USS Constellation vs. La Vengeance
Other victories followed. In February 1800 Constellation fought a night encounter with the frigate La Vengeance of 54 guns, of the La Résistance class (design by Pierre Degay, with 30 x 24-pounder guns and 20 x 12-pounder guns). La Vengeance was out weighed by the Constellation but had the heavier broadside, 559 lbs to 372 lbs. La Vengeance attempted to run and had to be chased down. An hour after sunset Constellation came into hailing range and when La Vengeance was ordered to stand to and surrender, she answered with a broadside. After an hour Constellation's foresails failed and had to be repaired; she then overtook La Vengeance and a running battle exchanging broadsides continued. Twice the ships came close enough that boarders were called for on both ships, the 2nd occasion was quite bloody as US Marines in the Constellation shot up the deck of La Vengeance leaving her deck covered in bodies of the dead and wounded, and forcing her boarding party to seek cover. A young Lieutenant standing next to Captain Pitot of the La Vengeance had his arm taken off at this time. Constellation was victorious after a five-hour battle. La Vengeance was so holed in the hull and her rigging so cut up that she grounded outside of the port of Curacao rather than attempt to sail into port for fear of sinking. The French commander just managed to save his ship from capture and - upon returning to port - was so humiliated he later boasted that the American ship he had fought was a much larger and more powerful ship of the line. Despite a lighter broadside Captain Pitot of the La Vengeance accounted that she had fired 742 rounds in the engagement while Captain Truxtun of the Constellation reported 1,229 rounds expended. Constellation's rigging and spars were so damaged she dare not try to sail upwind and so went to port in Jamaica. Unable to complete a refit she limped home on a jury rig. After the encounter, the Constellation's incredible speed and power inspired the French to nickname her the "Yankee Racehorse." Constellation served in the Barbary Wars against Tripoli and in the War of 1812 against Great Britain. In 1840, Constellation completed a voyage around the world, which included becoming the first U.S. warship to enter the inland waters of China.

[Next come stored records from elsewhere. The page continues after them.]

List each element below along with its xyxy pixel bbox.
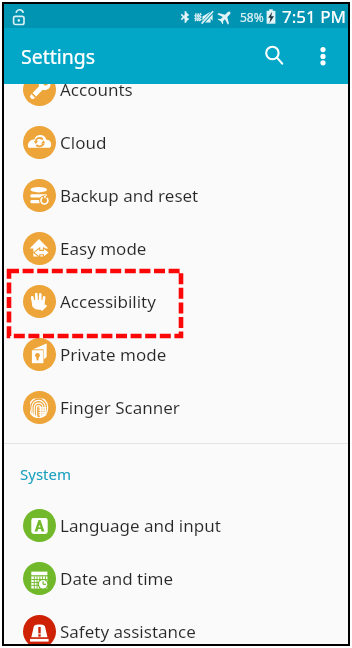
staticText: Cloud bbox=[60, 131, 107, 154]
staticText: Safety assistance bbox=[60, 620, 196, 643]
button[interactable]: Private mode bbox=[4, 328, 348, 381]
staticText: Finger Scanner bbox=[60, 396, 180, 419]
staticText: System bbox=[20, 464, 71, 484]
staticText: Backup and reset bbox=[60, 184, 199, 207]
button[interactable]: Language and input bbox=[4, 499, 348, 552]
staticText: Language and input bbox=[60, 514, 221, 537]
staticText: 7:51 PM bbox=[282, 5, 346, 28]
staticText: Settings bbox=[21, 43, 96, 70]
button[interactable]: Accounts bbox=[4, 63, 348, 116]
button[interactable]: Finger Scanner bbox=[4, 381, 348, 434]
staticText: 58% bbox=[240, 9, 264, 25]
staticText: Accounts bbox=[60, 78, 133, 101]
button[interactable]: Date and time bbox=[4, 552, 348, 605]
button[interactable]: Cloud bbox=[4, 116, 348, 169]
button[interactable]: Backup and reset bbox=[4, 169, 348, 222]
button[interactable]: Accessibility bbox=[4, 275, 348, 328]
button[interactable]: Easy mode bbox=[4, 222, 348, 275]
staticText: Easy mode bbox=[60, 237, 147, 260]
staticText: Private mode bbox=[60, 343, 167, 366]
staticText: Date and time bbox=[60, 567, 174, 590]
button[interactable]: Safety assistance bbox=[4, 605, 348, 644]
button[interactable]: More options bbox=[302, 35, 344, 77]
button[interactable]: Search bbox=[252, 33, 298, 79]
staticText: Accessibility bbox=[60, 290, 156, 313]
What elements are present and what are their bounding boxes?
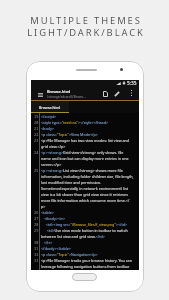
staticText: 31 xyxy=(34,246,39,251)
staticText: leverage following navigation buttons fr… xyxy=(41,264,130,269)
staticText: 22 xyxy=(34,132,39,137)
button[interactable]: Edit xyxy=(111,88,122,99)
staticText: <tbody><tr> xyxy=(41,216,66,221)
staticText: 29 xyxy=(34,228,39,233)
staticText: 25 xyxy=(34,168,39,173)
staticText: 21 xyxy=(34,126,39,131)
staticText: 26 xyxy=(34,210,39,215)
staticText: 5:35 xyxy=(127,80,137,86)
staticText: <p class="Topic">View Mode</p> xyxy=(41,132,98,137)
button[interactable]: Open navigation drawer xyxy=(34,89,46,101)
staticText: last modified time and permission. xyxy=(41,180,102,185)
staticText: <table> xyxy=(41,210,54,215)
staticText: 30 xyxy=(34,240,39,245)
button[interactable]: More options xyxy=(126,88,136,98)
staticText: 33 xyxy=(34,258,39,263)
staticText: </script> xyxy=(41,114,57,119)
staticText: 32 xyxy=(34,252,39,257)
staticText: MULTIPLE THEMES LIGHT/DARK/BLACK xyxy=(27,14,145,39)
staticText: p> xyxy=(41,204,46,209)
button[interactable]: Browse.html xyxy=(31,101,69,113)
staticText: <td>Use view mode button in toolbar to s… xyxy=(41,228,128,233)
staticText: </tbody></table> xyxy=(41,246,71,251)
staticText: <p><strong>List view</strong> shows more… xyxy=(41,168,123,173)
staticText: 19 xyxy=(34,114,39,119)
staticText: view is a bit slower than grid view sinc… xyxy=(41,192,128,197)
staticText: <p><strong>Grid view</strong> only shows… xyxy=(41,150,124,155)
staticText: /storage/sdcard3/Brows... xyxy=(47,95,86,99)
staticText: <td><img src="/Browse_files/f_view.png">… xyxy=(41,222,128,227)
staticText: 28 xyxy=(34,222,39,227)
staticText: between list view and grid view.</td> xyxy=(41,234,105,239)
staticText: <body> xyxy=(41,126,54,131)
staticText: 24 xyxy=(34,150,39,155)
staticText: name and icon but can display more entri… xyxy=(41,156,129,161)
staticText: <p class="Topic">Navigation</p> xyxy=(41,252,98,257)
staticText: screen.</p> xyxy=(41,162,62,167)
staticText: </tr> xyxy=(41,240,53,245)
staticText: more file information which consume more… xyxy=(41,198,130,203)
staticText: Browse.html xyxy=(39,105,61,110)
staticText: information, including folder children s… xyxy=(41,174,134,179)
button[interactable]: File xyxy=(100,88,111,99)
staticText: grid view.</p> xyxy=(41,144,66,149)
staticText: 27 xyxy=(34,216,39,221)
staticText: <p>File Manager has two view modes: list… xyxy=(41,138,130,143)
staticText: Sometimes(especially in network environm… xyxy=(41,186,128,191)
staticText: 23 xyxy=(34,138,39,143)
staticText: <style type="text/css"></style></head> xyxy=(41,120,109,125)
staticText: <p>File Manager tracks your browse histo… xyxy=(41,258,132,263)
staticText: Browse.html xyxy=(47,89,71,94)
staticText: 20 xyxy=(34,120,39,125)
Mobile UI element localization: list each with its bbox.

In 1853, Constellation was struck and broken up for scrap at the Gosport Navy Yard in Norfolk, Virginia. At the same time,the keel was laid for what became known as the second USS Constellation. In the later half of the 20th Century, the 1854 version was thought to be the 1797 version as the city of Baltimore promoted the ship as the original and some naval historians believed the Baltimore ship to be the rebuilt original. The paper "Fouled Anchors: The Constellation Question Answered", by Dana M. Wegner, et al., published by the Navy's David Taylor Research Center in 1991, concludes that they are different ships. The conclusive proof came during the renovation of the ship in Baltimore concluding in 1999 in which all evidence pointed to the construction of an entirely new sloop-of-war from the 1850s era and not the 1797 ship.